Apparently The Federalist got hold of a draft of the National Security Strategy, set to be released Monday, that indicated Trump’s desire to place an emphasis on striking a more appropriate balance between economic concerns and environmental concerns as they relate to energy policy and national security.
“Climate policies will continue to shape the global energy system,” a draft of the National Security Strategy slated to be released on Monday said. “U.S. leadership is indispensable to countering an anti-growth, energy agenda that is detrimental to U.S. economic and energy security interests. Given future global energy demand, much of the developing world will require fossil fuels, as well as other forms of energy, to power their economies and lift their people out of poverty.”
The Obama administration had likened climate change and environmental concerns to threats posed from terrorist groups and required federal agencies “to consider the effects of climate change in the development of national security-related doctrine, policies, and plans,” The Federalist reported.
“In some ways, [climate change] is akin to the problem of terrorism and ISIL,” Obama said at climate talks in Paris in 2015. During a weekly address, Obama said “Today, there is no greater threat to our planet than climate change.”
This comes on the heels of what climate change proponents had undoubtedly considered a win just this week. In the text of the National Defense Authorization Act which was signed by Trump on Tuesday, it was clear (at least to those hoping for it) that the Trump administration planned to make climate change a part of their approach to defense policy.
In the bill, current and former top US military brass attest to the national security threat of a rapidly changing climate. By signing the bill, Trump also ordered a report on “vulnerabilities to military installations” that climate change could cause in the next 20 years.
The bill’s acknowledgement and anticipation of climate change as an urgent threat contrasts sharply the Trump administration’s past denial. The administration has scrubbed mentions of climate change from agency websites, blocked federal scientists from presenting research on the topic, and top Trump officials—like energy secretary Rick Perry and environment chief Scott Pruitt—have stated their denial of the mainstream scientific consensus that human activity is warming the planet.

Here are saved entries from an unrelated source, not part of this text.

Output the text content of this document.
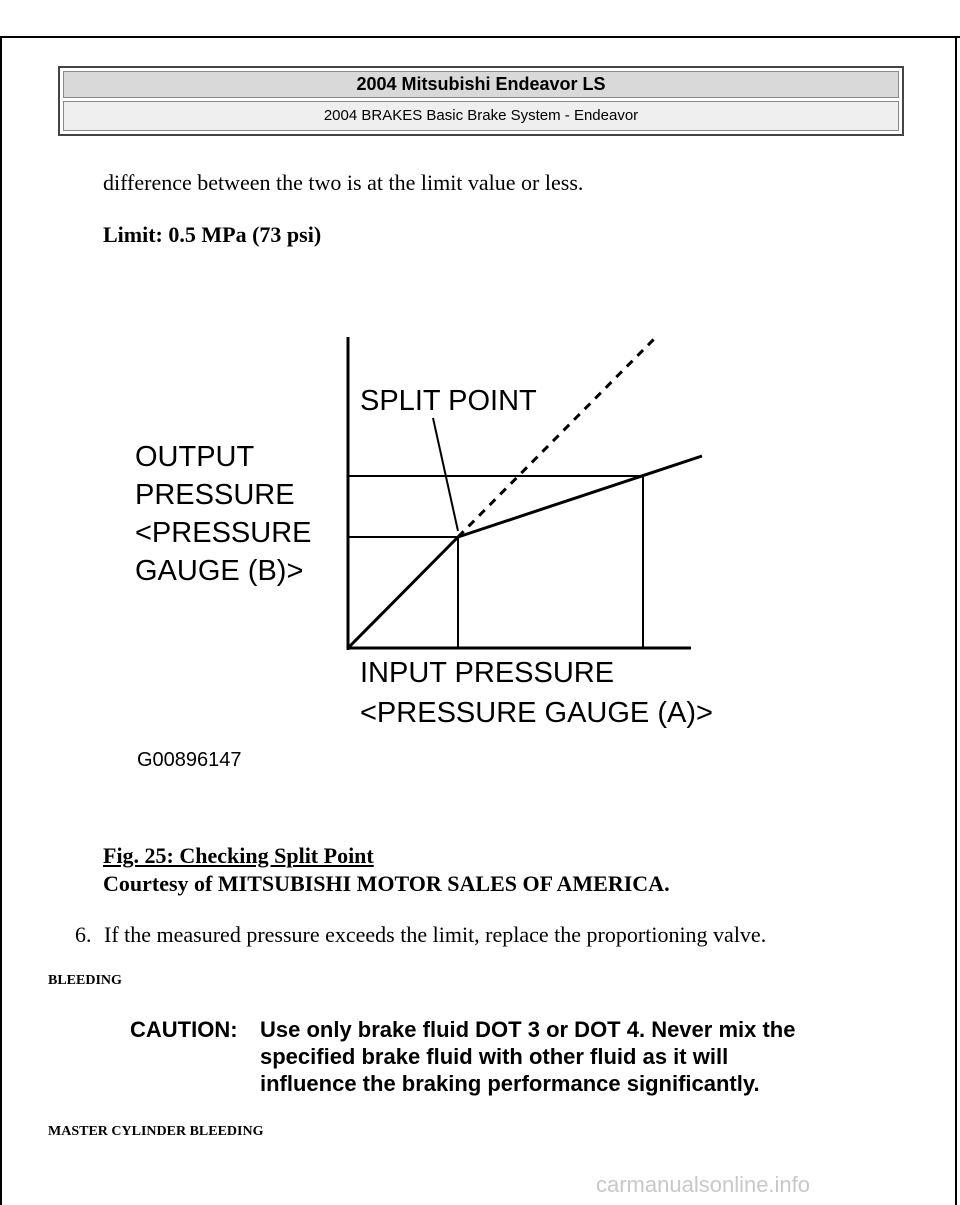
2004 Mitsubishi Endeavor LS
2004 BRAKES Basic Brake System - Endeavor
difference between the two is at the limit value or less.
Limit: 0.5 MPa (73 psi)
SPLIT POINT
OUTPUT
PRESSURE
<PRESSURE
GAUGE (B)>
INPUT PRESSURE
<PRESSURE GAUGE (A)>
G00896147
Fig. 25: Checking Split Point
Courtesy of MITSUBISHI MOTOR SALES OF AMERICA.
6. If the measured pressure exceeds the limit, replace the proportioning valve.
BLEEDING
CAUTION: Use only brake fluid DOT 3 or DOT 4. Never mix the
specified brake fluid with other fluid as it will
influence the braking performance significantly.
MASTER CYLINDER BLEEDING
carmanualsonline.info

So it would appear that Trump is prepared to downgrade the official threat of climate change to the overall national security of the country, but reserve the right to study the effects — real or imagined — of climate change on the defense infrastructure.
Which looks a lot like going from just talking about something in broad, meaningless terms to actually mandating a study of what affect, if any, climate fluctuations play in the ability of the nation to protect herself.
It’s the difference between talking a good game and playing one.